No que diz respeito às reuniões, o ministério sinalizou com o corte de gastos em maio, quando parou de financiar as viagens de conselheiros de diferentes regiões do país. Foi sugerido pelo Governo que os encontros seguissem através de videoconferência, mas a estrutura não foi disponibilizada, o que atrasou a periodicidade das reuniões.
Na última semana do mês passado, a secretária-executiva do Conanda, Verena Martins de Carvalho, foi exonerada pela pasta sem consulta ao órgão. “O objetivo do ministério chefiado por Damares Alves é cercear o Conselho de forma que ele não seja um lugar de deliberação de políticas públicas ou de críticas ao Governo. Nada contrário ao viés ideológico deles vai passar”, diz Ariel Alves. Por conta do atraso nas reuniões do Conselho e a relação conturbada entre Conanda e a gestão Bolsonaro, nada dos 25 milhões de reais aprovados para o Fundo Nacional da Criança e do Adolescente em 2019 foi investido.
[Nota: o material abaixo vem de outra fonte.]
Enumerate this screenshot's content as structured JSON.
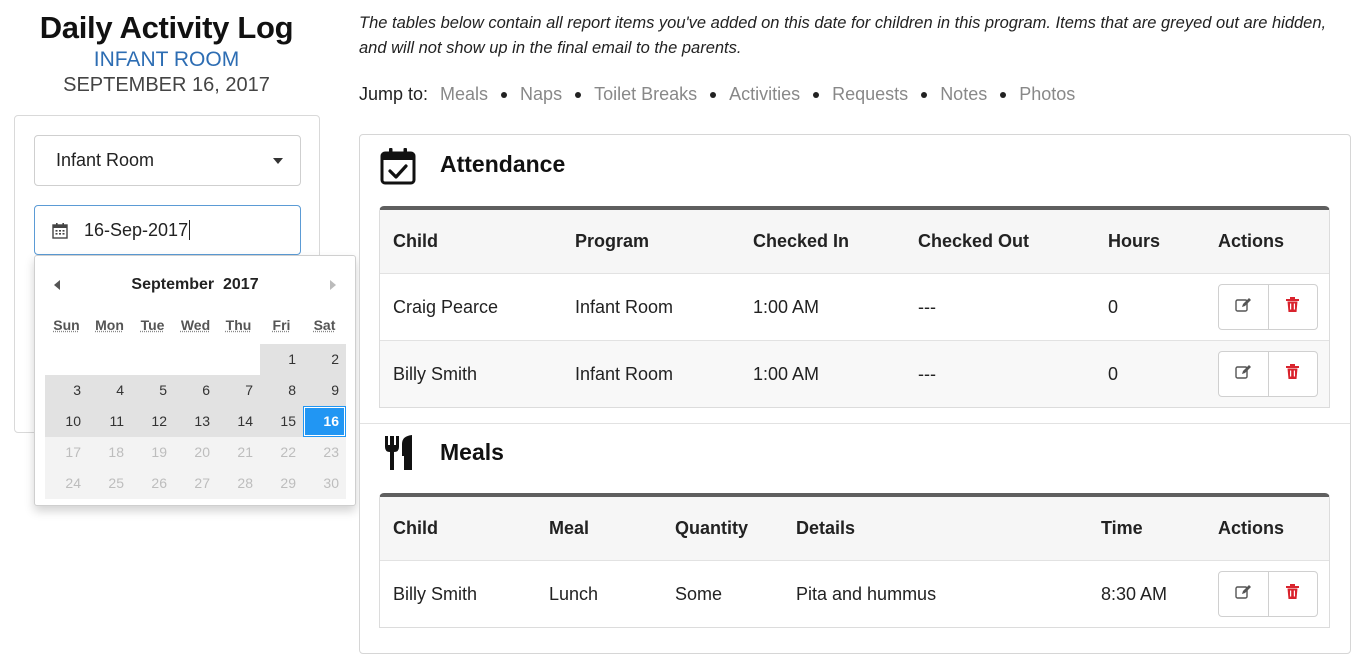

O valor para 2020 sequer foi aprovado e a conferência nacional dos direitos da criança, agendada para outubro deste ano, também foi cancelada.
O ex-conselheiro admite preocupação com relação ao fundo porque, segundo ele, o Governo pode adotar critérios ideológicos para decidir quais entidades receberão os recursos. “Assim como farão com os representantes da sociedade civil no conselho, onde não sabemos quais critérios serão utilizados nos processos seletivos”, reclama. Os 56 conselheiros (28 titulares e 28 suplentes) que foram desligados tomaram posse em março deste ano e teriam mandatos até 2021. Alves revela que, através de redes sociais, mais de 110 ex-conselheiros do Conanda já se reuniram com a finalidade de reverter a medida de Bolsonaro. “Acionaremos o Ministério Público Federal para que o decreto seja revogado”, promete.
O decreto do presidente Bolsonaro é publicado na mesma semana em que viralizou um vídeo de um adolescente recebendo chicotadas, enquanto estava amordaçado, nas dependências de uma loja da rede de supermercados Ricoy, na zona Sul de São Paulo. Segundo Boletim de Ocorrência, o jovem de 17 anos foi acusado de furtar uma barra de chocolate da loja e acabou pego por dois seguranças, que ainda o ameaçaram de morte enquanto um terceiro, em meio a risos e intimidações, gravava o vídeo. “O decreto, bem nesta semana, prova que a pauta dos direitos da criança e do adolescente não é uma prioridade para o Governo”, conclui Ariel de Castro Alves.